Comment sortir deux fois de suite de la même caverne ?

La mauvaise nouvelle, c’est que ce petit côté plombant et surplombant, je l’ai aussi ressenti dans la forme. Le premier opus comportait déjà des murs de textes interminables, mais d’une part ils étaient, il me semble, plus souvent agrémentés de notes d’humour, et surtout, on pouvait y échapper facilement. Ici tout est plus grand, plus vaste, on est plus libre, mais on est aussi et surtout inscrit d’emblée dans une communauté d’androïdes. Ça veut dire qu’on a des compagnons de route qu’on va croiser et avec lesquels on va interagir pendant nos explorations, mais aussi qu’on est toujours lié à un réseau social où les citoyens de la Nouvelle Jérusalem vont suivre nos faits et gestes et solliciter notre avis sur tel ou tel point.



Impossible de prendre ça par-dessus la jambe puisque nos prises de position vont ensuite avoir des répercussions sur le cours des choses et même nous aiguiller vers l’une ou l’autre des fins. Imaginez un remake de Riven (impossible de ne pas y voir un clin d’œil tant certains environnements rappellent ses îles) où vous croisez sans cesse d’autres voyageurs et où vous êtes relié à une sorte de forum rempli de trolls. Une autre idée du jeu de réflexion en somme. Alors je suis peut-être un ronchon misanthrope (je l’assume même assez bien), mais je tiens à ma relative solitude lorsque j’enchaîne les énigmes.



Bref, à ce point de la critique, vous devez vous dire logiquement que le jeu ne m’a pas vraiment emballé, et pourtant… certes je l’ai trouvé maladroit dans sa façon d’aborder ses thématiques, certes son blabla incessant m’a parfois fatigué, mais difficile de rester insensible à ses ambitions XXL. Il y a d’abord de la démesure dans les environnements eux-mêmes. Chacune des douze régions est construite comme un petit monde en soi qu’on peut découvrir dans une promenade en suivant sagement les huit énigmes principales numérotées pour une difficulté progressive, ou que l’on peut explorer de manière plus anarchique dans le but de trouver des puzzles environnementaux et des défis supplémentaires optionnels.

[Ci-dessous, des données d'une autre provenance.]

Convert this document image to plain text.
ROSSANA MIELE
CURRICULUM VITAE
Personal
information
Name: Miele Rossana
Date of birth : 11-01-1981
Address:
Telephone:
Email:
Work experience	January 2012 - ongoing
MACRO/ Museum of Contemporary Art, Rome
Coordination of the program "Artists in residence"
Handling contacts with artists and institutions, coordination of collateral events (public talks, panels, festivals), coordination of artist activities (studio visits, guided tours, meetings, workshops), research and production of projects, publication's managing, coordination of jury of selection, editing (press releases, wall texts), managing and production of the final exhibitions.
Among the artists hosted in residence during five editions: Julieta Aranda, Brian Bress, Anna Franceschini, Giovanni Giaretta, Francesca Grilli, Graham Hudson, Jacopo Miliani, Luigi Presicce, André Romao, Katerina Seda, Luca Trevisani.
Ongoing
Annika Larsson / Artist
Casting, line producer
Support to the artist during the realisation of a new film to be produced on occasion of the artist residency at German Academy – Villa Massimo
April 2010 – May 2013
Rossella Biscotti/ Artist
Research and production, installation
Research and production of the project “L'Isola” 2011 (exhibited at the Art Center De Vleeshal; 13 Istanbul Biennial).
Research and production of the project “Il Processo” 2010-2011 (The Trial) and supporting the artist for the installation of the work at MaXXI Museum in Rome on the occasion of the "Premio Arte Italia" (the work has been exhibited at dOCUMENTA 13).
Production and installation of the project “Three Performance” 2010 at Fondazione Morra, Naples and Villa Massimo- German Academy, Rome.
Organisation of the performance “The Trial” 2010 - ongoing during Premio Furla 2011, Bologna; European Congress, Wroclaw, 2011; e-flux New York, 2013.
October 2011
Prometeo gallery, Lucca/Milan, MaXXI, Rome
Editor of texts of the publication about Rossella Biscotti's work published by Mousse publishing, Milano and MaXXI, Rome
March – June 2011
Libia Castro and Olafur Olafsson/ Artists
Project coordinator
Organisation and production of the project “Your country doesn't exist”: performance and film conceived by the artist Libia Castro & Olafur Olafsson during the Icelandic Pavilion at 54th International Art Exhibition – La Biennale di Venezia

Vous pouvez compter environ une petite trentaine d’heures pour atteindre les 100 % (soyons précis, 28 heures et demie pour ma part), c’est une durée de vie qui donne un peu le tournis si vous êtes habitué aux titres du genre, Talos Principle 2 s’affiche clairement comme l’épisode des superlatifs. Et si ses grands espaces sont plutôt déroutants, on se prend vite au jeu, d’autant plus vite d’ailleurs que les décors sont élégamment agencés et que la capacité de courir permet de les traverser assez rapidement. Même l’aspect a priori redondant de cette construction s’efface devant la diversité des situations. A chaque nouvelle destination, une nouvelle mécanique, souvent apportée d’ailleurs par un gadget inédit.

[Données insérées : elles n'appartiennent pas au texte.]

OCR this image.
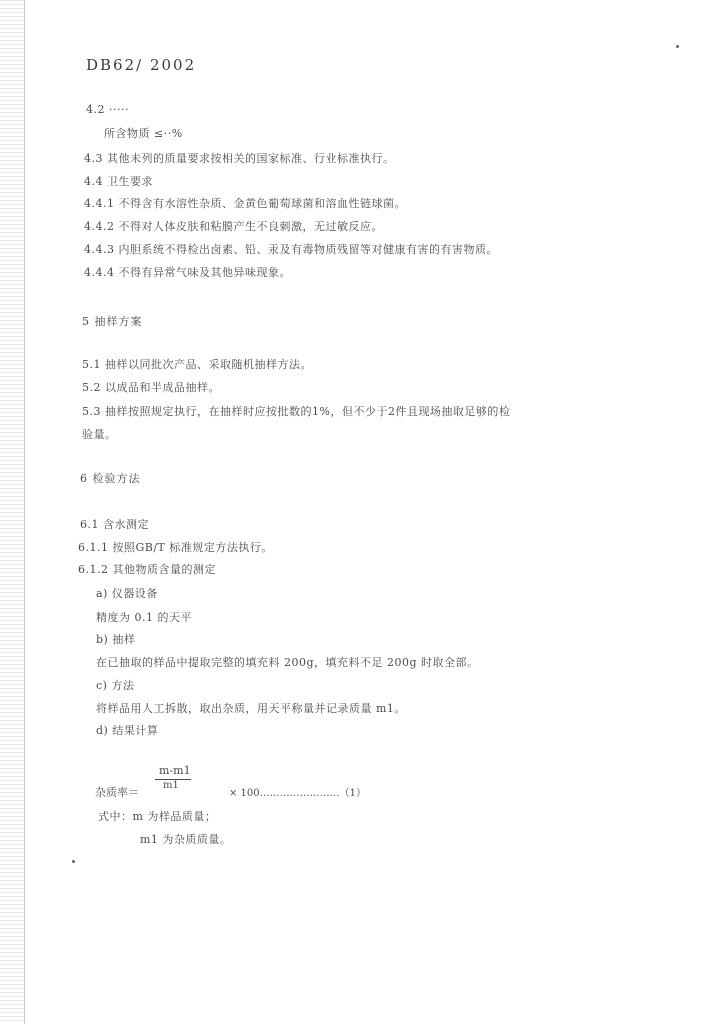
DB62/ 2002
4.2 ·····
所含物质 ≤··%
4.3 其他未列的质量要求按相关的国家标准、行业标准执行。
4.4 卫生要求
4.4.1 不得含有水溶性杂质、金黄色葡萄球菌和溶血性链球菌。
4.4.2 不得对人体皮肤和粘膜产生不良刺激，无过敏反应。
4.4.3 内胆系统不得检出卤素、铅、汞及有毒物质残留等对健康有害的有害物质。
4.4.4 不得有异常气味及其他异味现象。
5 抽样方案
5.1 抽样以同批次产品、采取随机抽样方法。
5.2 以成品和半成品抽样。
5.3 抽样按照规定执行，在抽样时应按批数的1%，但不少于2件且现场抽取足够的检
验量。
6 检验方法
6.1 含水测定
6.1.1 按照GB/T 标准规定方法执行。
6.1.2 其他物质含量的测定
a) 仪器设备
精度为 0.1 的天平
b) 抽样
在已抽取的样品中提取完整的填充料 200g，填充料不足 200g 时取全部。
c) 方法
将样品用人工拆散，取出杂质，用天平称量并记录质量 m1。
d) 结果计算
m-m1
m1
杂质率＝	× 100……………………（1）
式中：m 为样品质量；
m1 为杂质质量。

L’hésitant procède au sens

Et là, on touche bien entendu au cœur de Talos Principle 2 : ses énigmes. Le point de départ est simple, il s’agit généralement tout bêtement d’atteindre un point précis en trouvant le moyen de contourner ou de désactiver les quelques barrières sur le chemin. En somme, vous êtes un cochon d’Inde perdu dans une succession de mini-labyrinthes faisant appel à votre logique. On retrouve sans surprise les rayons lumineux colorés qui permettent d’activer des mécanismes, les prismes pour rediriger les fameux rayons et les brouilleurs pour désactiver des appareils. C’est la base, mais vont s’ajouter petit à petit des éléments qui vont vous amener à percevoir autrement l’espace qui vous entoure, à recombiner différemment les composants que vous connaissiez déjà ou encore à prendre en compte le temps dans votre façon de résoudre les puzzles.



En un mot, le jeu vous demande sans cesse d’évoluer, et c’est en ça qu’il est extraordinaire. La progression est pensée de telle façon que vous ne ressentiez pas de la frustration, c’est un escalier dont les premières marches sont tout à fait accessibles et qui vous entraîne très logiquement à des situations de plus en plus complexes. Si vous connaissez déjà la sensation grisante d’être pris dans le rythme d’un fast FPS, vous pouvez la transposer à un jeu de réflexion. Ici pas de rocket jump ni de bunny hopping, mais des puzzles qui s’enchaînent à une vitesse folle.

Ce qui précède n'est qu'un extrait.